The positions of the text that explain the predictions of the model can sometimes be enriched with geometric information.
This can occur only if the input to the model is the text of the document to be analyzed together with its graphic layout, an information that is conveyed to the model in input key documentLayout, for example when, in the workflow, the model block is preceded by a block of the Extract Converter processor.

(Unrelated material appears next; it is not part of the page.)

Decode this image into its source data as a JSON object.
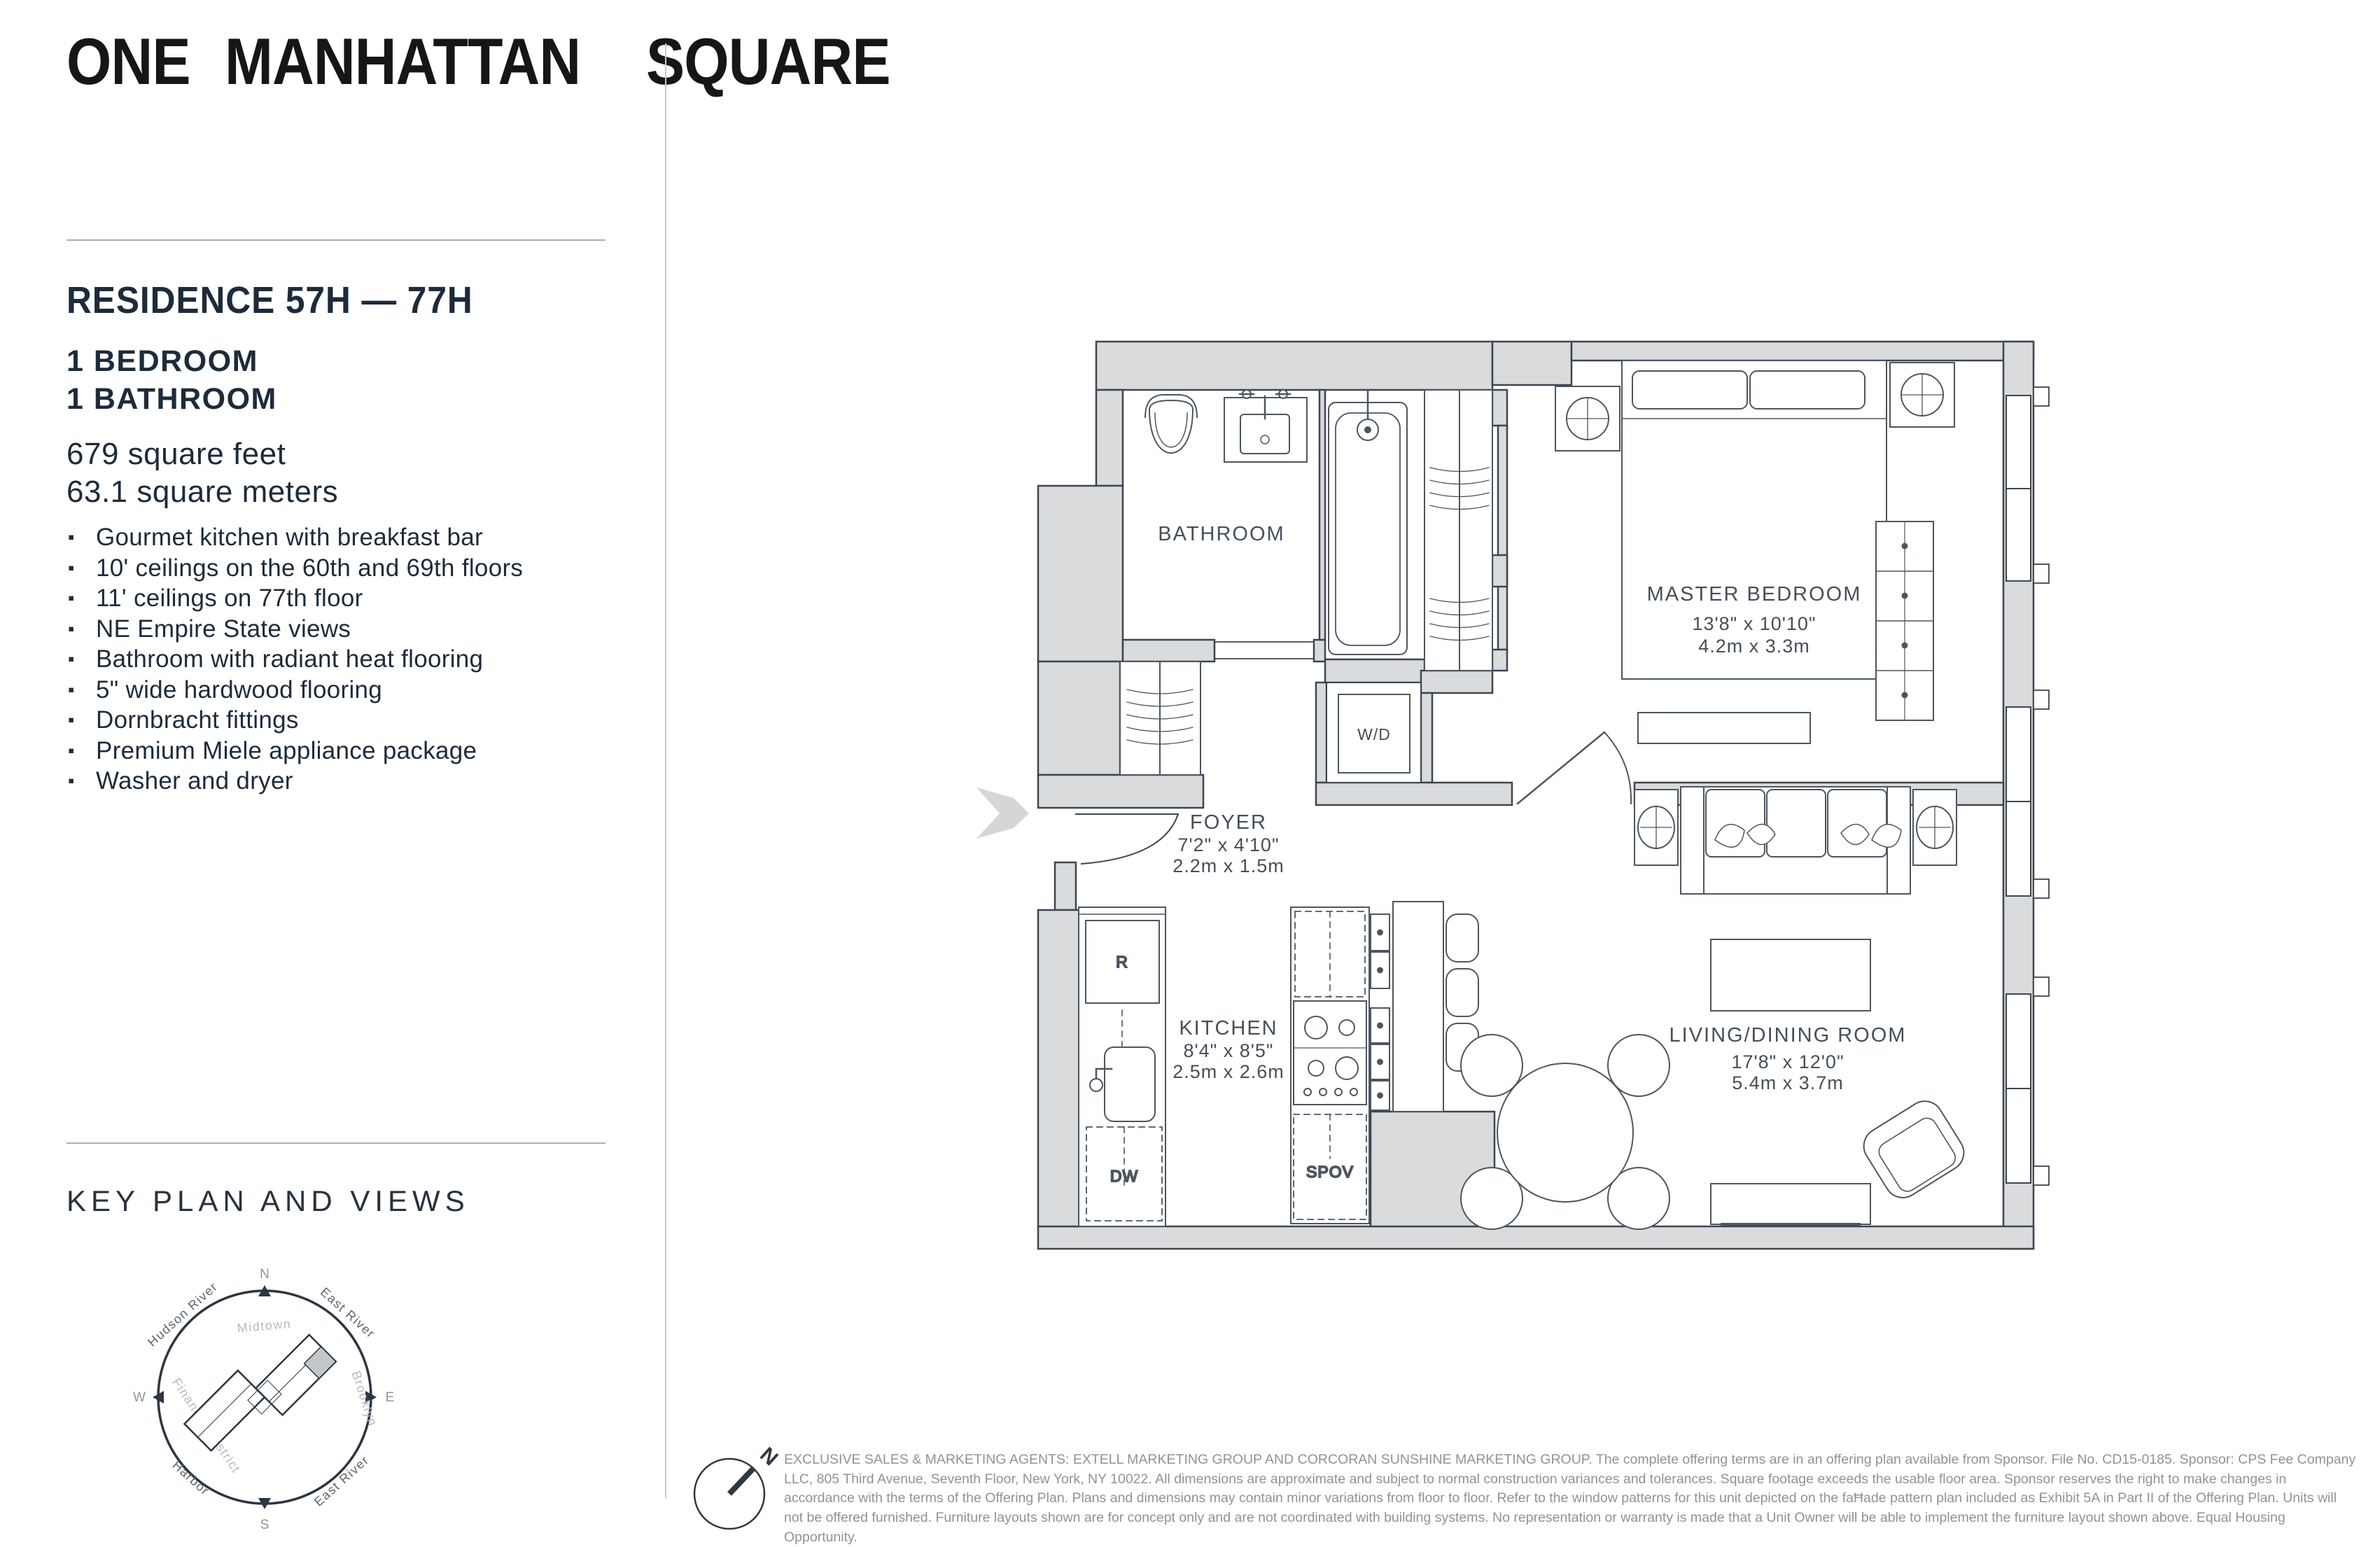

The geometric information is like this:

"geometry": [
    {
        "box": [
            556,
            443,
            597,
            457
        ],
        "page": 7,
        "pageHeight": 1170,
        "pageWidth": 827
    }
]

where:

  • geometry (array): geometric references, each item of which represents a rectangular area (a box) containing text and has these properties:

    • box (array): four items representing the coordinates1 of the box:

      • Item 0: upper left corner X
      • Item 1: upper left corner Y
      • Item 2: lower right corner X
      • Item 3: lower right corner Y
    • page (integer), pageHeight (integer), pageWidth (integer): respectively, the number, height and width of the page where the box is located.

Coordinates and sizes are in pixels and referred to a 100 DPI (dots per inch) rendering of the page. The coordinates origin is at the top left corner of the rendered page.


  1. Coordinates are in pixels and referred to a 100 DPI (dots per inch) rendering of the page. The coordinates origin is at the top left corner of the rendered page.